The United States Postal Service (USPS) filed notice with the Postal Regulatory Commission (PRC) for a rate increase that, if approved, would increase postage rates anywhere from 2 to 4 percent, depending the class and category of mailings. The new rates would take effect on Jan. 21, 2018 after review by the PRC.
The proposal would raise Mailing Services product prices about 1.9 percent, and most Shipping Services products would average a 3.9-percent increase. The new prices would include a one-cent increase in the price of a First-Class Forever stamp, from 49 cents to 50 cents. Increases in Mailing Services are limited to the Consumer Price Index (CPI) while Shipping Services prices are adjusted “strategically, according to market conditions and the need to maintain affordable services for customers.”
The filing is routine but it is “separate from all the issues we’re dealing with,” Kearney said, including a proposed rule change for Marketing Mail that could raise nonprofit rates another 3 to 7 percent. The ANM filed two sets of comments opposing the change and also got about 80 nonprofits to write letters to the PRC in opposition, he added. It also doesn’t take into account the 10-year review of the pricing system, which employs the CPI cap, that’s being undertaken, he said.
Nonprofit flats, primarily used in fundraising with large envelopes, would see a rate decrease of 3.7 percent while nonprofit letters likely would project an increase of about 4.4 percent, according to Stephen Kearney, executive director of the Alliance of Nonprofit Mailers (AMN). He has submitted questions to the USPS about why it chose to have a big disparity in prices for letters and flats.

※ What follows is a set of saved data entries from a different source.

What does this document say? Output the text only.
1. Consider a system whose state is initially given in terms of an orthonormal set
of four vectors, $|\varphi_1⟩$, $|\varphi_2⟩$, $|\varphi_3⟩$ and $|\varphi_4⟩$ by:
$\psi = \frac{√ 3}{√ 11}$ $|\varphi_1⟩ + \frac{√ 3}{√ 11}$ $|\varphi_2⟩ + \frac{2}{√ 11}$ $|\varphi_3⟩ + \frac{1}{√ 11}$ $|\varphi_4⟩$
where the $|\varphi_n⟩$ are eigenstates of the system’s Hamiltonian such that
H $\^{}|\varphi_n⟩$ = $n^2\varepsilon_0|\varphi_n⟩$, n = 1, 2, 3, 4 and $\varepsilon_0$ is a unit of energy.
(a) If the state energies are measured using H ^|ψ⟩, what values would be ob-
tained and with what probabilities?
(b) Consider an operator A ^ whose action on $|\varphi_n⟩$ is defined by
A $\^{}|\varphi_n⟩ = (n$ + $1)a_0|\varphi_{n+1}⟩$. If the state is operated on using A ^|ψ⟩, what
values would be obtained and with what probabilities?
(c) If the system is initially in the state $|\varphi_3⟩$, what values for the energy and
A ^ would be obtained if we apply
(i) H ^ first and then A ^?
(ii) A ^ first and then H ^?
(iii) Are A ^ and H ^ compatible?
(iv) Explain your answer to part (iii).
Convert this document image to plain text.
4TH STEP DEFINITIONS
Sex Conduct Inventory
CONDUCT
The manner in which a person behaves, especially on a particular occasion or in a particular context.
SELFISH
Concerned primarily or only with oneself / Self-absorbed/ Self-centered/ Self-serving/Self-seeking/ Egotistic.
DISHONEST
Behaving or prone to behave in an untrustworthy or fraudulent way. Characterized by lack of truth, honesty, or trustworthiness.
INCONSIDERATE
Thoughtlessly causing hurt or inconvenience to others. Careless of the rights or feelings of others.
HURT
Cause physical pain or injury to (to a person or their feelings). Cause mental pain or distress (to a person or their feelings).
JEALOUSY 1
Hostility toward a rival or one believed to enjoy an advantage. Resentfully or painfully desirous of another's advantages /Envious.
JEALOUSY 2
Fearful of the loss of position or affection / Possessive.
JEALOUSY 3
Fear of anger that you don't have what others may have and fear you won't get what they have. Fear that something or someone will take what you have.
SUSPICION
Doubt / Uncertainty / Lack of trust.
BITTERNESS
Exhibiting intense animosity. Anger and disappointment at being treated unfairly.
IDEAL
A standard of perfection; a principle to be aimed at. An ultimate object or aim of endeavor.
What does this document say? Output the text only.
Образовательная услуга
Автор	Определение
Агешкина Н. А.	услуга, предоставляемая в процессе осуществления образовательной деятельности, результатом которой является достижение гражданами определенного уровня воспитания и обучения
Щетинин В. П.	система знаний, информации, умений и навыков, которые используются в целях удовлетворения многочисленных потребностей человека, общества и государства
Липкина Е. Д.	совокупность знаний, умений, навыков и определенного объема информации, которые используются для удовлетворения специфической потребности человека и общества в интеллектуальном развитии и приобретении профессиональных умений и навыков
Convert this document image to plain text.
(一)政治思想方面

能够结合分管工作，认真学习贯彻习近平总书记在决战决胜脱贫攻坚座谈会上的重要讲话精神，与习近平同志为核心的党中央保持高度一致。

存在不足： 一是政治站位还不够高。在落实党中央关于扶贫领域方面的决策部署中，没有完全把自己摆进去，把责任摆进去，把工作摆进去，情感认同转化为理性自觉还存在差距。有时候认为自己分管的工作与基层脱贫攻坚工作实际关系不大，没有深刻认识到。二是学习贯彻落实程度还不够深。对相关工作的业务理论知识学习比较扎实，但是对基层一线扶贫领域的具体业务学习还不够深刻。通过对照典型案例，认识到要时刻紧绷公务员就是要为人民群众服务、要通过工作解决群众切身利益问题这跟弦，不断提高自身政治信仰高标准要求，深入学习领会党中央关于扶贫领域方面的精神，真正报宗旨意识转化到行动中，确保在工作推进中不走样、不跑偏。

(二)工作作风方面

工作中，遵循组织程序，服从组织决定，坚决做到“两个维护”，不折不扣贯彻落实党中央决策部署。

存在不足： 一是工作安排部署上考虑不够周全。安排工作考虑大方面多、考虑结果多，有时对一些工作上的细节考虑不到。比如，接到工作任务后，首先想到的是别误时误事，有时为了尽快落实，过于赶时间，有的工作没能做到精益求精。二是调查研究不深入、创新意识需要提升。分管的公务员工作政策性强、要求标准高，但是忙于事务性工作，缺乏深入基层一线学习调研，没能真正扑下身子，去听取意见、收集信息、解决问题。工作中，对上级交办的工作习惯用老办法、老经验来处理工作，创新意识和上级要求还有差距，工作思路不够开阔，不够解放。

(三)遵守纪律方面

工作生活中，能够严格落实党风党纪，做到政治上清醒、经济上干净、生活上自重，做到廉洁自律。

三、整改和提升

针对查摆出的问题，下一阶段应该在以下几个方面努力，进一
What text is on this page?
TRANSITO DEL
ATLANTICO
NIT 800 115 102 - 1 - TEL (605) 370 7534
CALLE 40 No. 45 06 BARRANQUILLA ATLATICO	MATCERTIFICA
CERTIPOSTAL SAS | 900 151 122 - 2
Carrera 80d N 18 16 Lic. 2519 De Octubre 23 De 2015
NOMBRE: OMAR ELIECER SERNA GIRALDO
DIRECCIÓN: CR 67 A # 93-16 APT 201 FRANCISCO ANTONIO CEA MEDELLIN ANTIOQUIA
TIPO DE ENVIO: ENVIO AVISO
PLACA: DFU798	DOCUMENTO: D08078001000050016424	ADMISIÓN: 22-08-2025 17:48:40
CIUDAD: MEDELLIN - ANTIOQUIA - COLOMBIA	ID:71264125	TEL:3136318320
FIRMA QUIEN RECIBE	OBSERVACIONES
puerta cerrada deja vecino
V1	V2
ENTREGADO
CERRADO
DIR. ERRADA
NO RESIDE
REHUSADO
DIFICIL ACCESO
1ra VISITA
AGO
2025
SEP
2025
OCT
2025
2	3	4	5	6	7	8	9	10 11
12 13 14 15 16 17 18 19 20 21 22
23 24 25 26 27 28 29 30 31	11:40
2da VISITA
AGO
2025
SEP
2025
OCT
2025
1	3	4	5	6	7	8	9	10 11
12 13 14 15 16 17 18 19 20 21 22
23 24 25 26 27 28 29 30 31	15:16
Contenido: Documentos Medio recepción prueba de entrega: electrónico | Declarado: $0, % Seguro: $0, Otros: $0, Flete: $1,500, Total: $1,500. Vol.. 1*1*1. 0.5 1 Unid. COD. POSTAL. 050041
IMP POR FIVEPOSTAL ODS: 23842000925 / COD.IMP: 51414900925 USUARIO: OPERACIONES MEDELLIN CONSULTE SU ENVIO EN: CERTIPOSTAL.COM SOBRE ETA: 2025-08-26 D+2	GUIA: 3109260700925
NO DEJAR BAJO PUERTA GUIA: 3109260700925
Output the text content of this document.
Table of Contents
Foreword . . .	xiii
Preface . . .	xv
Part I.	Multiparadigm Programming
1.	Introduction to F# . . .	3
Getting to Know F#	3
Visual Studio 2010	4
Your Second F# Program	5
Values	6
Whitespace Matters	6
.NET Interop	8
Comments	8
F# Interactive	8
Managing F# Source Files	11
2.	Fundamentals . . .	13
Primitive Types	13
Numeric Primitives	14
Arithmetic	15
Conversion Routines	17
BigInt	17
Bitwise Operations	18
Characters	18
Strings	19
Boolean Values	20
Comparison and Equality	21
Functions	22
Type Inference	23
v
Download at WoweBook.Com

USPS made clear on the first page of Friday’s filing that it is using the CPI cap system but they expect that will be the last time. “We filed extensive testimony that the price cap should stay,” Kearney said. “There are plenty of other things the Postal Service can do to fix its finances, mainly controlling costs better but also higher returns on retirement funds,” he said.
There also are no sitting USPS governors when there should be nine, Kearney said. USPS governors are supposed to set strategic direction, hire and fire the Postmaster General, and set postage rates, among other responsibilities. “The absence of USPS governors is hampering the ability of postal management to make needed strategic decisions to steer the agency through the current transition to lower mail volume, but much higher package volume,” he said.